Open AccessSpatiotemporal analysis of an all-fiber multimode interference-based saturable absorber via a mode-resolved nonlinear Schrodinger equation
Author(s) -
Guohao Fu,
Jiading Tian,
Tiancheng Qi,
Yulun Wu,
Ying Zhao,
Qirong Xiao,
Dan Li,
Munan Gong,
Ping Yan
Publication year - 2022
Publication title -
optics express
Language(s) - English
Resource type - Journals
SCImago Journal Rank - 1.394
H-Index - 271
ISSN - 1094-4087
DOI - 10.1364/oe.471143
Subject(s) - multi mode optical fiber , optics , nonlinear schrödinger equation , ultrashort pulse , fiber laser , saturable absorption , mode volume , single mode optical fiber , interference (communication) , materials science , fiber , optical fiber , nonlinear system , physics , laser , plastic optical fiber , telecommunications , computer science , quantum mechanics , channel (broadcasting) , composite material
This paper presents an approach that combines the generalized multimode nonlinear Schrodinger equation with a transmission model to analyze spatiotemporal characteristics of multimode interference in single mode/large mode area fiber-graded-index multimode fiber-single mode fiber (SMF/LMA-GIMF-SMF) structures for the first time.
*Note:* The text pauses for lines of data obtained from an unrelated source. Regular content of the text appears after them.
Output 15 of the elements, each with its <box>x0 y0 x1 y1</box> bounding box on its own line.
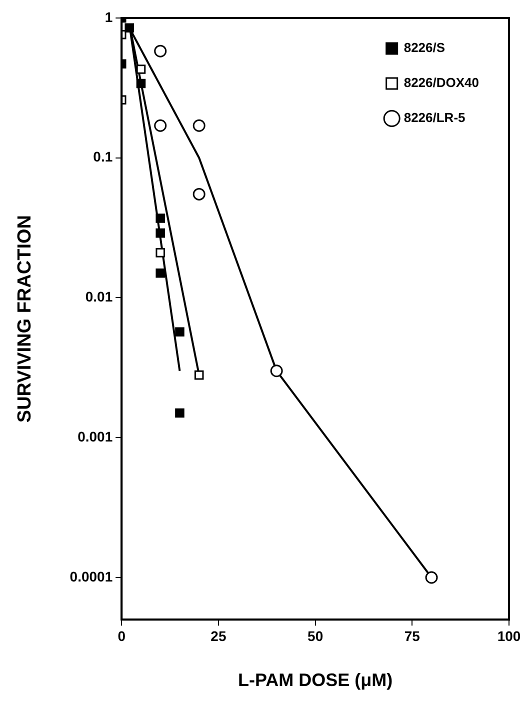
y-tick-label: 0.1 <box>93 148 113 165</box>
y-axis-title: SURVIVING FRACTION <box>14 214 36 423</box>
x-tick-label: 0 <box>118 628 126 644</box>
legend-label: 8226/DOX40 <box>404 75 480 90</box>
y-tick-label: 1 <box>104 8 113 25</box>
x-axis-title: L-PAM DOSE (μM) <box>238 670 393 690</box>
y-tick-label: 0.0001 <box>70 568 113 584</box>
x-tick-label: 50 <box>308 628 324 644</box>
x-tick-label: 75 <box>404 628 420 644</box>
legend-label: 8226/S <box>404 40 446 56</box>
x-tick-label: 25 <box>210 628 226 644</box>
y-tick-label: 0.001 <box>78 428 113 444</box>
legend-label: 8226/LR-5 <box>404 110 466 126</box>
x-tick-label: 100 <box>497 628 521 644</box>
y-tick-label: 0.01 <box>85 288 113 305</box>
Approximated self-imaging (ASIM) behavior in GIMF and the study of the latter structure used in spatiotemporal mode-locked fiber lasers are first demonstrated. Simulations show that these structures can work as saturable absorbers enabling high-energy pulse output due to nonlinear intermodal interactions and intensity-dependent multimode interference. Otherwise, underlying ASIM is proven that it can perturb the transmission of SMF/LMA-GIMF-SMF, causing instability of their saturable-absorption characteristics. This paper provides a theoretical guide for many applications, such as beam shaping, mode conversion, and high-energy ultrafast fiber laser.